§ 6.55 p.m.
§ The Minister of State for Foreign and Commonwealth Affairs (Mr. Roy Hattersley)I beg to move,
That this House takes note of Commission Document R/2055/73, taking account of further developments brought to the attention of the House.For procedural reasons it will be necessary for the moving of the motion to be suspended from seven o'clock until ten o'clock. Therefore, the hordes of enthusiasts who intended to invade the House at 10 o'clock to hear the details of the regional development fund will, to their deep regret, miss the first few minutes of my speech. I intend to sketch in some of the background to the Community's attempts to create a regional development fund and then, at ten o'clock, describe the documents which the Scrutiny Committee has before it and which are the subject of the motion.The European Economic Community has had as one of its principal aims since its foundation the encouragement of parallel development in the economies of member States—a policy clearly very much in the interests of those countries whose levels of economic growth and record of overall prosperity are well below the Community average. The regional development fund was intended to promote this end. Its creation was envisaged as long ago as 1971, but sadly, and I suppose inevitably, the practical application of the principles of the fund proved to be a great deal more difficult than the statement of its purpose.

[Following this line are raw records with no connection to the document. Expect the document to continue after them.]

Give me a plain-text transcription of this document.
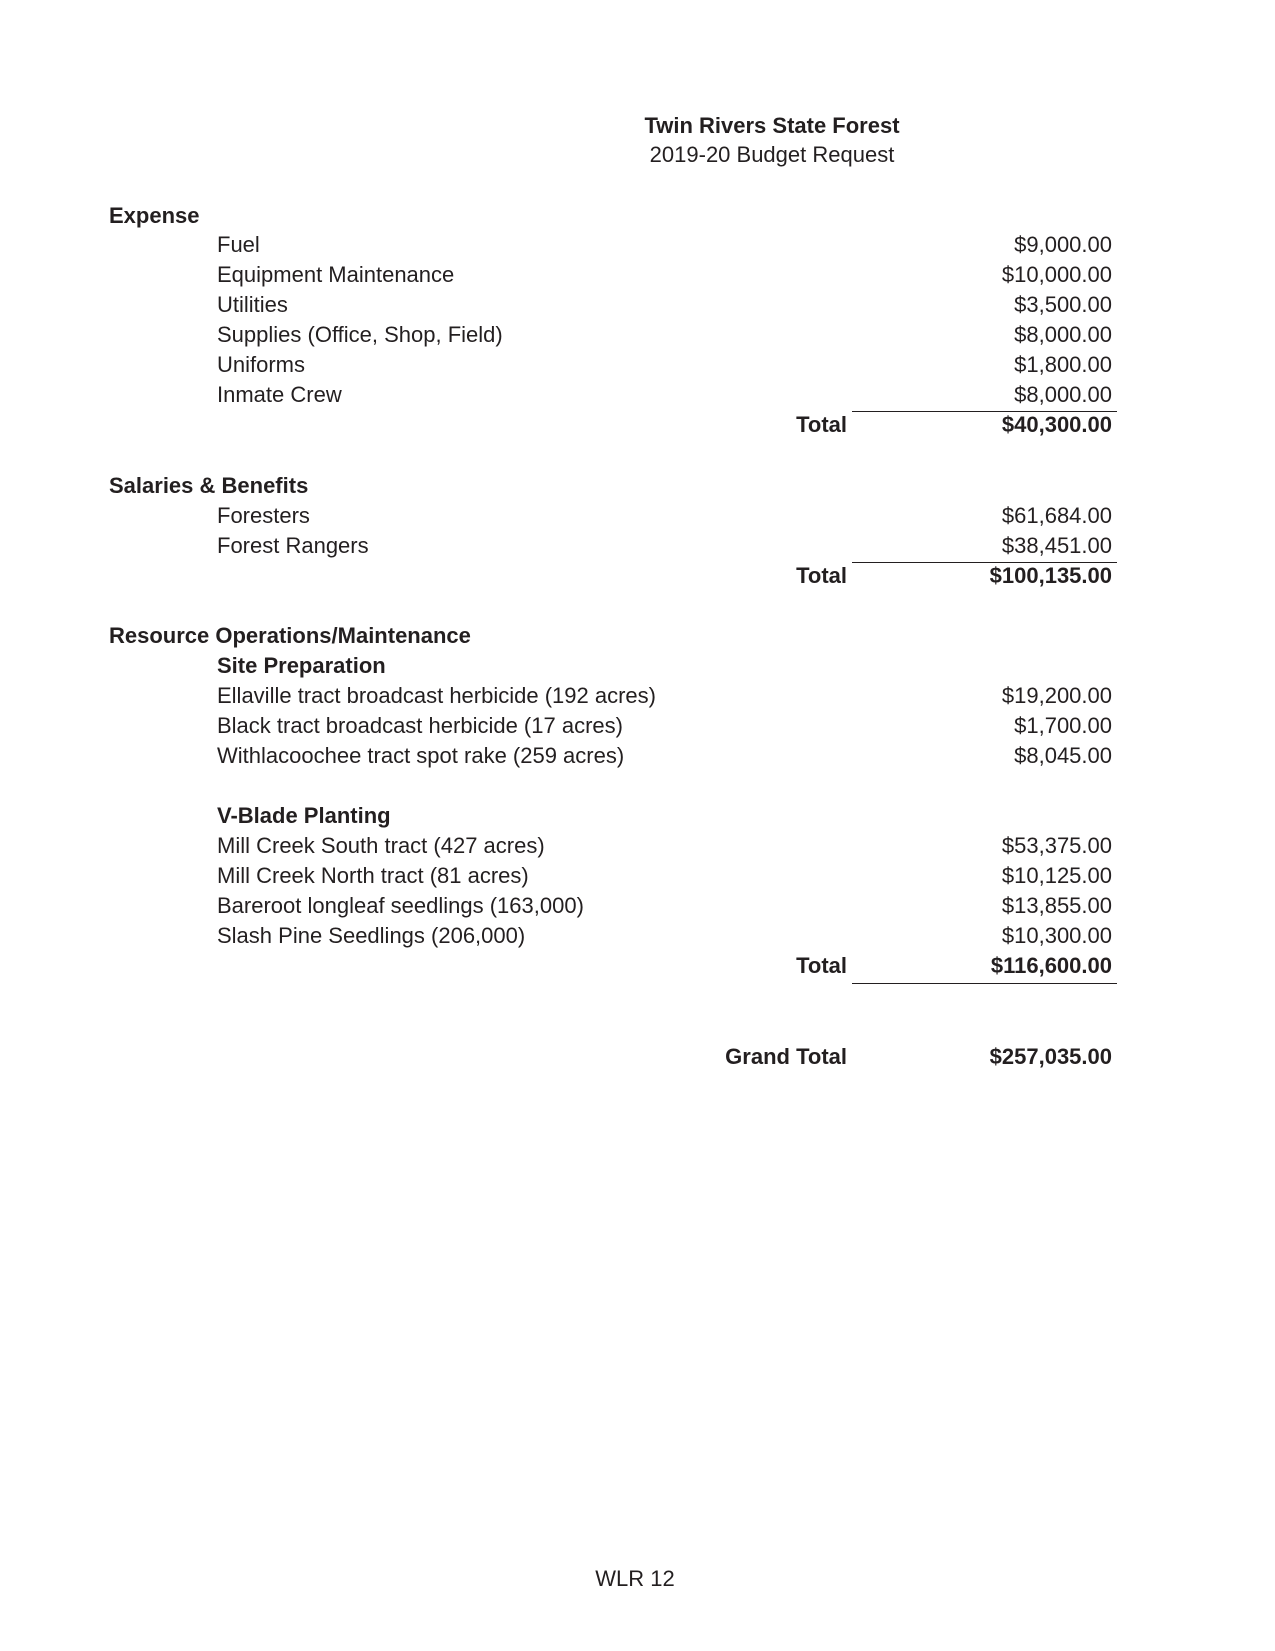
Twin Rivers State Forest
2019-20 Budget Request
Expense
Fuel	$9,000.00
Equipment Maintenance	$10,000.00
Utilities	$3,500.00
Supplies (Office, Shop, Field)	$8,000.00
Uniforms	$1,800.00
Inmate Crew	$8,000.00
Total	$40,300.00
Salaries & Benefits
Foresters	$61,684.00
Forest Rangers	$38,451.00
Total	$100,135.00
Resource Operations/Maintenance
Site Preparation
Ellaville tract broadcast herbicide (192 acres)	$19,200.00
Black tract broadcast herbicide (17 acres)	$1,700.00
Withlacoochee tract spot rake (259 acres)	$8,045.00
V-Blade Planting
Mill Creek South tract (427 acres)	$53,375.00
Mill Creek North tract (81 acres)	$10,125.00
Bareroot longleaf seedlings (163,000)	$13,855.00
Slash Pine Seedlings (206,000)	$10,300.00
Total	$116,600.00
Grand Total	$257,035.00
WLR 12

Between 1971 and 1974 discussions about size and distribution made very little progress. Both the Paris summit in 1972 and the Copenhagen summit the following year failed in their established and publicised efforts to set up a fund. 779 Then, after three years of disappointment and frustration, George Thomson initiated a new set of bilateral discussions between the Commission and the member countries in another attempt to provide a scheme which would assist the Community's less favoured areas. The outcome was a dear indication that the will to establish a regional fund still existed. It was, however, equally clear that the countries of the Community, particularly those which would be net contributors to a regional fund, wanted that fund organised on a much smaller scale than was originally proposed and wished its benefits to be more narrowly concentrated on the areas of greatest need.
Last December, at the Paris meeting of the Heads of Government, the establishment of a regional fund was finally agreed. The Prime Ministers made the essential agreement in principle that was necessary to get the fund moving. They also made a series of practical decisions about its size and the distribution of its benefits. For the first three years the fund will amount to about 1,300 million units of account—about £550 million. Italy and Ireland are to be the principal beneficiaries, but the United Kingdom is to receive almost 28 per cent. of the fund's resources—approximately £150 million.
§ Mr. Neil Marten (Banbury)It will perhaps be convenient if we delay the right hon. Gentleman's speech a little. Has the fund been agreed, or is it still in the proposal stage?
§ Mr. HattersleyThe Heads of Government, at their meeting in Paris in December, established the figure which they believed appropriate for the fund. They also established the distribution of the fund. But clearly that must go through a number of Community procedures. As the hon. Member for Saffron Walden (Mr. Kirk) will confirm, discussions have been going on in the Community on whether the fund should be adjudged on obligatory or non-obligatory resources and therefore be a matter for proper consideration and determination by Ministers or whether it should be subject to amendment and argument, and, I suppose some ill-intentioned people would say, interference by the European Parliament.
§ Mr. MartenIn other words, I presume that the sum is not final, it has not been fixed and, in our parlance, it has not passed through the legislative procedure.
§ Mr. HattersleyThe sum is final in the sense that the Heads of Government thought that that was what it should be and in the sense that control over the fund will remain with the Council of Foreign Ministers. It is final in the sense that the Foreign Ministers expressed the view that it was inconceivable that they would want to alter the calculations made by the Heads of Governments in December. Discussion continues, however, between the Council of Ministers and the Parliament on the legal definition of the expenditure.
§ Mr. Peter Kirk (Saffron Walden)I am sure the right hon. Gentleman will confirm that this matter will be discussed next week between the Council of Ministers and the Parliament. Until we have discussed it, it is impossible to say whether or not the fund is in this form.
§ Mr. HattersleyThat is the point I was trying to make and the point that the hon. Member for Banbury (Mr. Marten) was trying to elicit from me. I want to confirm what I believe to be the reality—
§ It being Seven o'clock, and there being Private Business set down by THE CHAIRMAN OF WAYS AND MEANS, under Standing Order No. 7 (Time for taking Private Business), further proceeding stood postponed.